Census: Rural America shrinks as people flock to big cities
The number of Americans who live in rural areas continued to shrink in the last decade while the nation’s largest cities grew substantially, according to new data released Thursday by the U.S. Census Bureau.
Fewer than half of the 3,143 counties in the United States added population over the last decade, the new census data shows.

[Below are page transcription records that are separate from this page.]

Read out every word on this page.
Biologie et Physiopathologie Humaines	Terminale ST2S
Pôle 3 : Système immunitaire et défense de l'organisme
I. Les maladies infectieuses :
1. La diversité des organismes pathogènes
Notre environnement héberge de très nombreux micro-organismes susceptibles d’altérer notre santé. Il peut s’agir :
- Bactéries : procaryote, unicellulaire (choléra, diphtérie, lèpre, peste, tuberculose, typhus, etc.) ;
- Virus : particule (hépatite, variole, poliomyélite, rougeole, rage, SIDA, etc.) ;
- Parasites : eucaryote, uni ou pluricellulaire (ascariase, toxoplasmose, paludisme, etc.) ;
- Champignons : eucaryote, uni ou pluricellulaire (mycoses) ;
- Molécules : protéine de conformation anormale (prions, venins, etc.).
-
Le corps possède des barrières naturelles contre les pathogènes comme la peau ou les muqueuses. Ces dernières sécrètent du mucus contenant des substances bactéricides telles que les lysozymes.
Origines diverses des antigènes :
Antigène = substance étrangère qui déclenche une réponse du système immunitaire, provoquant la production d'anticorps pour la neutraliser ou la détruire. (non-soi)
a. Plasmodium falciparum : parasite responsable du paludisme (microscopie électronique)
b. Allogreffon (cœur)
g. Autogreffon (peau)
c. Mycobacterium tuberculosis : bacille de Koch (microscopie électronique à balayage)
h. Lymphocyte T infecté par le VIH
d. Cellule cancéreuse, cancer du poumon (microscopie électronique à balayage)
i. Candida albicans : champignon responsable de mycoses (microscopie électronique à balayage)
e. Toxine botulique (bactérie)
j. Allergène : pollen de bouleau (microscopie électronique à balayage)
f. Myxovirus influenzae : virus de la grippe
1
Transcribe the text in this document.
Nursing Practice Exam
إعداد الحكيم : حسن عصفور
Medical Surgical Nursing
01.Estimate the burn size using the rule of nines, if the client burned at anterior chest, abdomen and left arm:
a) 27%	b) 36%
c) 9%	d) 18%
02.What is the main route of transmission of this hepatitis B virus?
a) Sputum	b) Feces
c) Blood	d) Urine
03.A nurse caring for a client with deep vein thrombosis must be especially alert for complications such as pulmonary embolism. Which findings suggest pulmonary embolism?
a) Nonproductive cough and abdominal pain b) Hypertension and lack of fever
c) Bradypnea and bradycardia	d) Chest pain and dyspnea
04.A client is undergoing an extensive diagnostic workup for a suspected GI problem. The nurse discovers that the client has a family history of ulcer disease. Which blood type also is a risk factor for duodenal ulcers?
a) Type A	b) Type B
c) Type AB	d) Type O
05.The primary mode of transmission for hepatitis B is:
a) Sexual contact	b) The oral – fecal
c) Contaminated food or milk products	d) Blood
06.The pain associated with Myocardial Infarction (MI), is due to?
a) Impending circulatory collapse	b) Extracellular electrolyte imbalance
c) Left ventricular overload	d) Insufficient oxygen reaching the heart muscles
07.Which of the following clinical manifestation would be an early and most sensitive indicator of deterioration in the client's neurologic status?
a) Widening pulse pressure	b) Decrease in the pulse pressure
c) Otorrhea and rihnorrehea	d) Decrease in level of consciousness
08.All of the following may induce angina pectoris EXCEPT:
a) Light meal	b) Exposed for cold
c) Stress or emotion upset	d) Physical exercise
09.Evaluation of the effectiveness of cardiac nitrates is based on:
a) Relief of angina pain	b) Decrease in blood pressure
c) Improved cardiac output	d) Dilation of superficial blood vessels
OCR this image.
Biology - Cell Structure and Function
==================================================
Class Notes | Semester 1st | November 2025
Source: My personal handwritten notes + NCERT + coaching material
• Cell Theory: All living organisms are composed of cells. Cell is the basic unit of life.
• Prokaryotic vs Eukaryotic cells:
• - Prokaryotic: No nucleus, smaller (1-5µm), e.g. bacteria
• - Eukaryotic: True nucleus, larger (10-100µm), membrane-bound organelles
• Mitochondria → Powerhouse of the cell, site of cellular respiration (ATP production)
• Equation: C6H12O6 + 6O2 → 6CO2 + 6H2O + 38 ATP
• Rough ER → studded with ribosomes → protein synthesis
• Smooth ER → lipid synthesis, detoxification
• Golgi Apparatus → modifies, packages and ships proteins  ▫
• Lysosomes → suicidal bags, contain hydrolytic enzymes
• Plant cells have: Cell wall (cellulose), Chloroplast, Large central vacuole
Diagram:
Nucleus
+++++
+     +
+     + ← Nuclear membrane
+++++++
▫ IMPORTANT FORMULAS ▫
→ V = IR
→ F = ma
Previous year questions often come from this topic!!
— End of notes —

The share of Americans who live in nonmetropolitan rural areas dropped by 2.8 percentage points, the Bureau said Thursday.
As of April 2020, just more than 86 percent of Americans live in metropolitan areas, counties that include or are adjacent to major cities with populations of 50,000 or more, an all-time high.
About 4 in 5 metropolitan areas grew over the last decade, including all 10 of the nation’s largest cities.
For the first time in American history, those 10 largest cities — New York, Los Angeles, Chicago, Houston, Phoenix, Philadelphia, San Antonio, San Diego, Dallas and San Jose — held more than a million residents.
New York remains by far the largest city in the nation, with 8.8 million residents, up 7.7 percent from the decade before. Phoenix, which grew by 11 percent in the last decade, surpassed Philadelphia to become America’s fifth-largest city.
Five other metropolitan areas, which include suburbs and exurban areas outside of city limits, expanded to more than a million residents: Grand Rapids, Mich.; Tucson, Ariz.; Honolulu; Tulsa, Okla.; and Fresno, Calif.
Counties that include Houston, Phoenix, Seattle, Las Vegas and Dallas all added more than 300,000 residents in the last decade.
The data, collected beginning in April last year, does not include anyone who moved during the vast majority of the coronavirus pandemic.